I was at a departmental welcome barbecue (yes, physicists can have social events!) and I wound up talking to Chan Kee Jung, a professor here at Stony Brook who's well known in the world of neutrino physics (he headed up the experiment that first showed evidence of neutrino oscillation, but that's another story). When I first saw him, however, I had no idea who it was, because as far as I could tell, it was just some big, stocky Korean with a pony tail, a Hawaiian shirt and a hotdog in each hand, talking to a handful of physics students about why a follow-through is important if you want to punch someone.

I crashed the conversation and discovered that Dr. Jung teaches a course called "The physics of sports" for nonscience students at Stony Brook. As the rest of the students wandered off to have another go at the mango salsa, he and I wound up having a one on one conversation, during which we talked about everything from the spin of tennis balls to the sweet spot of a baseball bat (thank you, COMAP competition!) I also found out we cheer for a lot of the same teams in college basketball.

Next thing I know, Dr. Jung was asking me to be a TA for his Physics of Sports class (I get the impression that the guy who's supposed to do it didn't know much about sports). I told him I'd look into it and see if it would work with my schedule (I've since found out it won't) and I decided to try to steer the conversation towards his current neutrino research, which is a really cool project called T2K, in which a neutrino beam detected on one sideof Japan is detected and studied 300 miles away, on the other side. We had a fun conversation about that, too, and then suddenly, he was suggesting that I should join his research group and come with them to Japan this summer.
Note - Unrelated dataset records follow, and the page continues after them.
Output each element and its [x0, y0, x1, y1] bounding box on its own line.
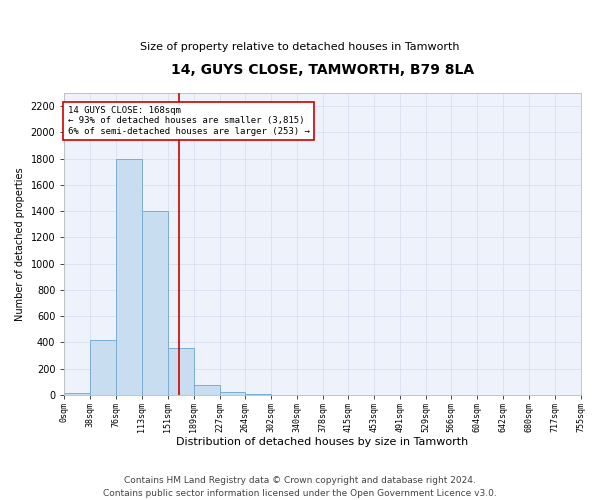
Y-axis label: Number of detached properties: Number of detached properties — [15, 167, 25, 321]
Bar — [142, 211, 167, 395]
Bar — [194, 385, 220, 395]
Bar — [220, 392, 245, 395]
Bar — [167, 348, 194, 395]
Title: 14, GUYS CLOSE, TAMWORTH, B79 8LA: 14, GUYS CLOSE, TAMWORTH, B79 8LA — [171, 62, 474, 76]
Text: Size of property relative to detached houses in Tamworth: Size of property relative to detached ho… — [140, 42, 460, 52]
Bar — [91, 340, 116, 395]
Bar — [245, 394, 271, 395]
Text: 14 GUYS CLOSE: 168sqm
← 93% of detached houses are smaller (3,815)
6% of semi-de: 14 GUYS CLOSE: 168sqm ← 93% of detached … — [68, 106, 310, 136]
Bar — [64, 393, 91, 395]
X-axis label: Distribution of detached houses by size in Tamworth: Distribution of detached houses by size … — [176, 438, 469, 448]
Bar — [116, 158, 142, 395]
Text: Contains HM Land Registry data © Crown copyright and database right 2024.
Contai: Contains HM Land Registry data © Crown c… — [103, 476, 497, 498]
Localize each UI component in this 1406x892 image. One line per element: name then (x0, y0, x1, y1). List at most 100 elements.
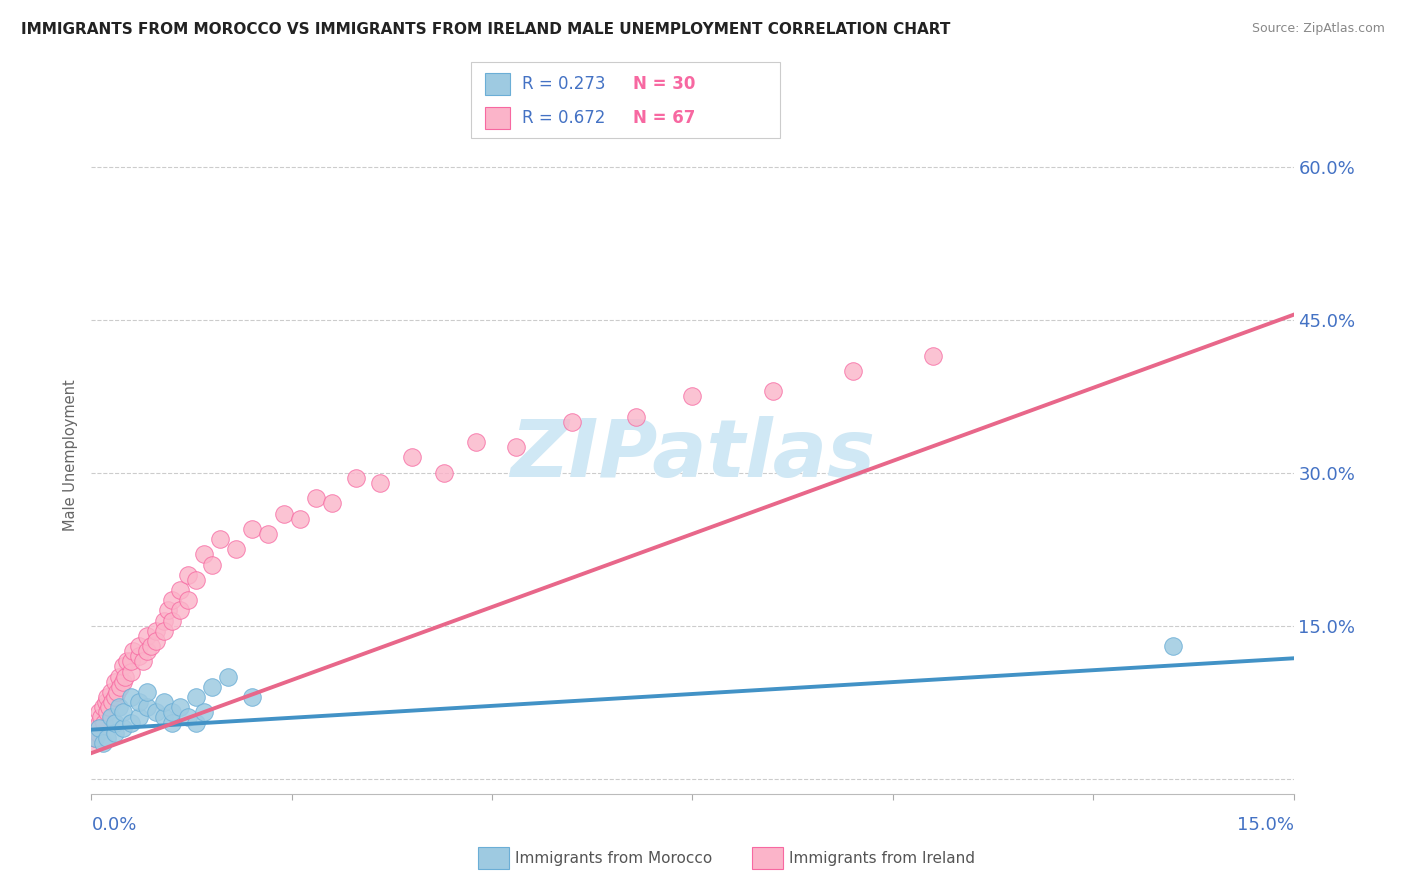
Point (169, 700, 191, 714)
Point (89, 721, 111, 735)
Point (184, 573, 207, 587)
Point (84, 731, 107, 745)
Point (121, 690, 143, 704)
Point (91, 700, 114, 714)
Point (100, 685, 122, 699)
Point (152, 614, 174, 628)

I have to say, I was pretty flattered, except for the obvious fact that his favorite thing about me was that I liked Duke and knew the rules of soccer. So it seems the sad fact is this: after all the time I've spent honing my interview skills and my professional persona so that I can appear like a promising job applicant, it turns out the real trick is to get your future employer a beer and a couple of Brooklyn-style hotdogs, and start chatting him up about his favorite sports teams.